'God Bless the whole world; we need each other,' shouted international reggae star Rocky Dawuni to a crowd of about 5,000 people during the Fourth of July concert at Palisades Charter High School's football stadium.
Dawuni, a Pacific Palisades resident and the headliner for the pre-fireworks concert series, opened with an upbeat performance of 'My Love,' followed by 'This Is Reggae,' 'Wake the Town,' 'Walls Tumblin' Down,' 'Extraordinary Woman,' 'Jammin' Nation' and 'Afro Roots Vibration'.
Around the stage, people jumped up and down, clapping their hands to the beat and singing along to the uplifting music. Happy children sat atop a parent's shoulders, waving American flags.
Pleased with the turnout, Palisades resident Keith Turner, who has organized the concert before the fireworks show for the past four years, said, 'People are definitely making it a part of their tradition. Every year, we see more and more people packing up the barbeques early and coming down here to enjoy the music.
Connie Kail, an 18-year Palisades resident and reggae and world music lover who met Bob Marley in 1973, certainly had a great time: 'I loved Rocky and his group; they were terrific.' She received four passes to the concert for winning the Fourth of July dolphin-naming contest with her entry, 'Splash.'
In addition to Dawuni, Kail was also impressed with the UCLA Cello Quartet's heavy-metal performance of Apocalyptica's 'Hyperventilation' because of it's unique sound.
The group, (Chloe Knudsen-Robbins, Suji Kang, Eunice Heo and Phoebe Ping), played an eclectic selection of music, including Astor Piazzolla's 'La Muerte del Angel,' The Beatles' 'Eleanor Rigby,' Peter Schickele's 'Aria' and John Philip Sousa's 'Stars and Stripes Forever.'
The 34 Palisades High and Paul Revere Middle School band members delighted the crowd with classic Americana songs such as 'Fantasy on Yankee Doodle,' 'March of the Belgian Paratroopers,' 'At a Dixieland Jazz Funeral' and 'Heroes on Parade.'
Later, The House Band (John Nahra, Keith Turner, Doug Masterson, Sheldon Cohn and Andy Stewart) had concertgoers on their feet dancing to Tom Petty & the Heartbreakers' 'American Girl' (with a guest appearance by Rob Weber on the drums), The Move's 'California Man' and Chuck Berry's 'Back in the USA,' plus two original songs.
With huge grins, Paige Glover, 7, of Bel-Air, and Katie Gallagher, 7, of Beverly Hills held hands spinning in circles.
'We come every year for the parade, concert and fireworks show,' said Katie's mother Juli. 'There is nothing like it in Los Angeles. It feels like small-town America ' it's exactly what you want on the Fourth of July'.
Pacific Palisades residents Scott and Ruth Weston, who have been married for 21 years, boogied near the front of the stage.

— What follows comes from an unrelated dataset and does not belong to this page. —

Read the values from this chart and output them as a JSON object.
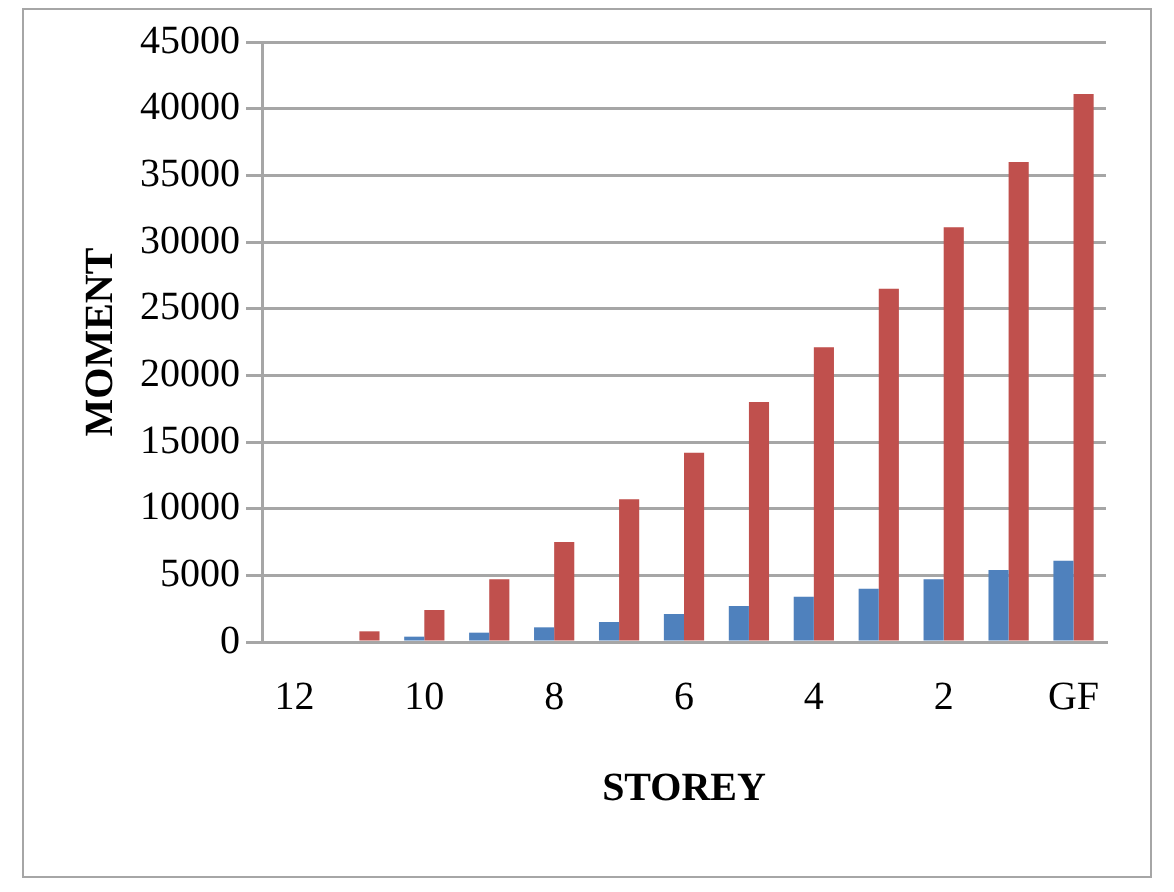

'In college, Scott got a license plate that said 'Dance or Die,'' Ruth said, noting that the license plate is now on her car. 'It's kind of our motto'.
The Westons, who have lived in Pacific Palisades since 1995, decided to attend the concert for the first time this year. They are friends with members of The House Band, and the couple also wanted to see Dawuni and Set Theory, a band of Harvard-Westlake and Windward School graduates who are friends with their 18-year-old son.
Set Theory entertained with their own arrangement of 'When Johnny Comes Marching Home,' John Ellis' 'All up in the Aisles,' Paul Simon's 'Still Crazy After All These Years' and Duke Elton's 'Caravan.' The jazz band members include Jordan Bryan and Hank Adelman (Pacific Palisades residents), Isaac Wilson, Spencer Horstman, Nick Chuba and Gabriela Leslie.
When Bryan came off stage, he smiled, saying he had wanted to play at this venue since he attended his first concert there three years ago. 'It was awesome. I have never played in front of such a large crowd'.
At one point in the concert, Palisadian-Post Citizen of the Year Rich Wilken asked everyone to sit, so the veterans could stand and be saluted for their service. Lee Greenwood's 'God Bless the U.S.A' played over the loud speakers, and when Greenwood reached the point in the song where he sang, 'and I gladly stand up next to you and defend her still today,' everyone in attendance rose.
For the last song of the night, Palisades Americanism Parade Association secretary Rob Weber and his daughter, Tamar, took the stage alongside Dawuni singing, 'This Land Is My Land'.
'It was a thrill,' Weber said afterwards. 'Rocky is a wonderful musician and person'.
Then came what everyone was waiting for: the fireworks display by Pyro-Spectaculars, with master blaster Venice Hartwell and powder monkeys Kendrick and Getty Hartwell ceremoniously setting off the first pyrotechnics.